On board the Mavi Marmara: ‘The Israelis have behaved like pirates.' Photograph: Kate Geraghty/Sydney Morning Her/Getty Images
04.30
I've just dropped off when I am woken again. Out on deck I see that the big passenger ferry is floodlit. Suddenly there is the sound of gunfire. So now I know that Israel has chosen the route of brutal confrontation. In international waters.
It takes exactly an hour for the speeding black rubber dinghies with the masked soldiers to reach us and start to board. We gather, up on the bridge. The soldiers are impatient and want us down on deck. Someone who is going too slowly immediately gets a stun device fired into his arm. He falls.

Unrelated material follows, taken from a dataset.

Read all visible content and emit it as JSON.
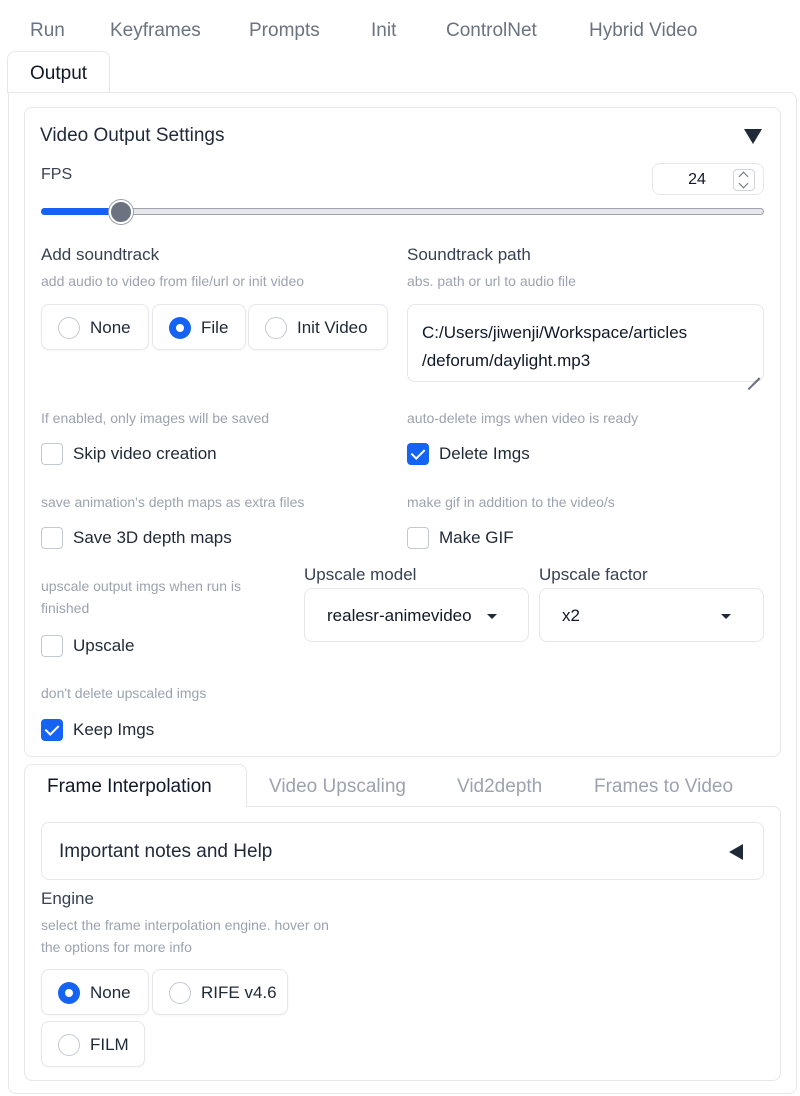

Another man who is not moving fast enough is shot with a rubber bullet. I think: I am seeing this happen right beside me. It is an absolute reality. People who have done nothing being driven like animals, being punished for their slowness.

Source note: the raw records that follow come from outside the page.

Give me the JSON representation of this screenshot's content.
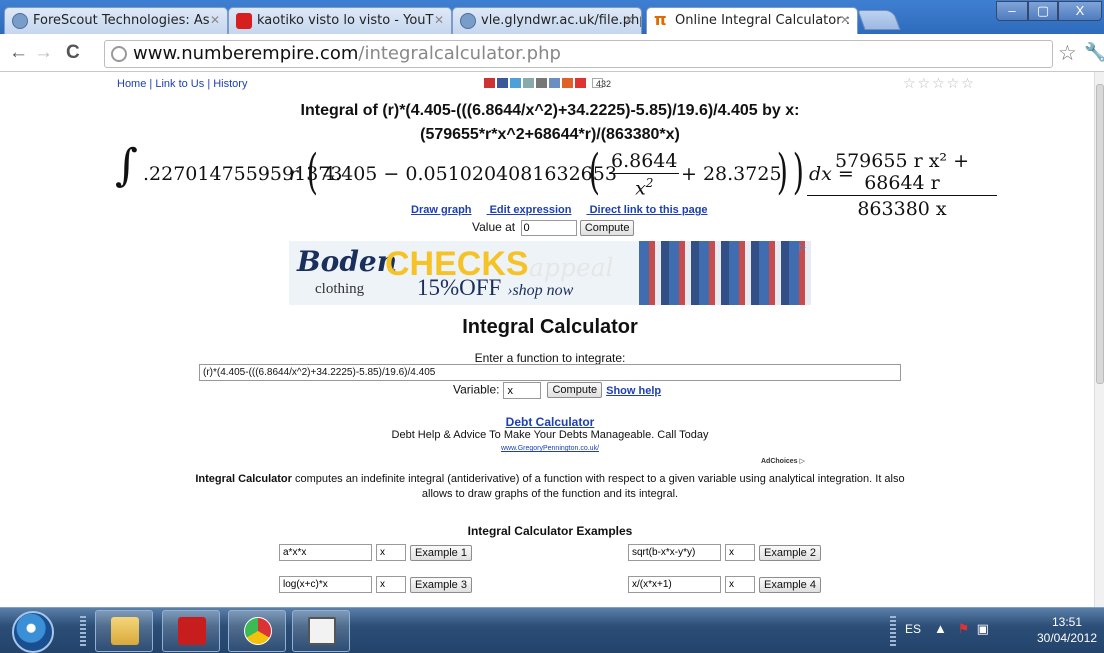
{
  "browser": {
    "tabs": [
      {
        "label": "ForeScout Technologies: As",
        "favicon": "globe-icon"
      },
      {
        "label": "kaotiko visto lo visto - YouT",
        "favicon": "youtube-icon"
      },
      {
        "label": "vle.glyndwr.ac.uk/file.php/",
        "favicon": "globe-icon"
      },
      {
        "label": "Online Integral Calculator :",
        "favicon": "pi-icon",
        "active": true
      }
    ],
    "url_host": "www.numberempire.com",
    "url_path": "/integralcalculator.php",
    "window_controls": {
      "minimize": "–",
      "maximize": "▢",
      "close": "X"
    }
  },
  "page": {
    "top_links": {
      "home": "Home",
      "link_to_us": "Link to Us",
      "history": "History",
      "separator": "|"
    },
    "share_count": "432",
    "rating": "☆☆☆☆☆",
    "result_title_line1": "Integral of (r)*(4.405-(((6.8644/x^2)+34.2225)-5.85)/19.6)/4.405 by x:",
    "result_title_line2": "(579655*r*x^2+68644*r)/(863380*x)",
    "formula": {
      "integral_sign": "∫",
      "coefficient": ".2270147559591373",
      "var_r": "r",
      "inner_a": "4.405 − 0.0510204081632653",
      "frac1_num": "6.8644",
      "frac1_den": "x",
      "frac1_den_sup": "2",
      "plus_term": "+ 28.3725",
      "dx": "dx =",
      "result_num": "579655 r x² + 68644 r",
      "result_den": "863380 x"
    },
    "links": {
      "draw_graph": "Draw graph",
      "edit_expression": "Edit expression",
      "direct_link": "Direct link to this page"
    },
    "value_at": {
      "label": "Value at",
      "value": "0",
      "compute": "Compute"
    },
    "ad_banner": {
      "brand": "Boden",
      "brand_sub": "clothing",
      "headline": "CHECKS",
      "headline_tail": "appeal",
      "offer": "15%OFF",
      "cta": "›shop now"
    },
    "calculator": {
      "heading": "Integral Calculator",
      "prompt": "Enter a function to integrate:",
      "function_value": "(r)*(4.405-(((6.8644/x^2)+34.2225)-5.85)/19.6)/4.405",
      "variable_label": "Variable:",
      "variable_value": "x",
      "compute": "Compute",
      "show_help": "Show help"
    },
    "text_ad": {
      "title": "Debt Calculator",
      "body": "Debt Help & Advice To Make Your Debts Manageable. Call Today",
      "url": "www.GregoryPennington.co.uk/",
      "adchoices": "AdChoices ▷"
    },
    "description_bold": "Integral Calculator",
    "description_rest": " computes an indefinite integral (antiderivative) of a function with respect to a given variable using analytical integration. It also allows to draw graphs of the function and its integral.",
    "examples_heading": "Integral Calculator Examples",
    "examples": [
      {
        "fn": "a*x*x",
        "var": "x",
        "button": "Example 1"
      },
      {
        "fn": "sqrt(b-x*x-y*y)",
        "var": "x",
        "button": "Example 2"
      },
      {
        "fn": "log(x+c)*x",
        "var": "x",
        "button": "Example 3"
      },
      {
        "fn": "x/(x*x+1)",
        "var": "x",
        "button": "Example 4"
      }
    ]
  },
  "taskbar": {
    "language": "ES",
    "time": "13:51",
    "date": "30/04/2012"
  }
}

We are put in a group down on the deck. Where we will then stay for 11 hours, until the ship docks in Israel. Every so often we are filmed. When I jot down a few notes, a soldier comes over at once and asks what I am writing. That's the only time I lose my temper, and tell him it's none of his business. I can only see his eyes; don't know what he is thinking. But he turns and goes.
Eleven hours, unable to move, packed together in the heat. If we want to go for a pee, we have to ask permission. The food they give us is biscuits, rusks and apples. We're not allowed to make coffee, even though we could do it where we are sitting. We take a collective decision: not to ask if we can cook food.
Then they would film us. It would be presented as showing how generously the soldiers had treated us. We stick to the biscuits and rusks. It is degradation beyond compare. (Meanwhile, the soldiers who are off-duty have dragged mattresses out of the cabins and are sleeping at the back of the deck.)
So in those 11 hours, I have time to take stock. We have been attacked while in international waters. That means the Israelis have behaved like pirates, no better than those who operate off the coast of Somalia. The moment they start to steer this ship towards Israel, we have also been kidnapped. The whole action is illegal.We try to talk among ourselves, work out what might happen, and not least how the Israelis could opt for a course of action that means painting themselves into a corner.
The soldiers watch us. Some pretend not to understand English. But they all do. There are a couple of girls among the soldiers. They look the most embarrassed. Maybe they are the sort who will escape to Goa and fall into drug addiction when their military service is over? It happens all the time.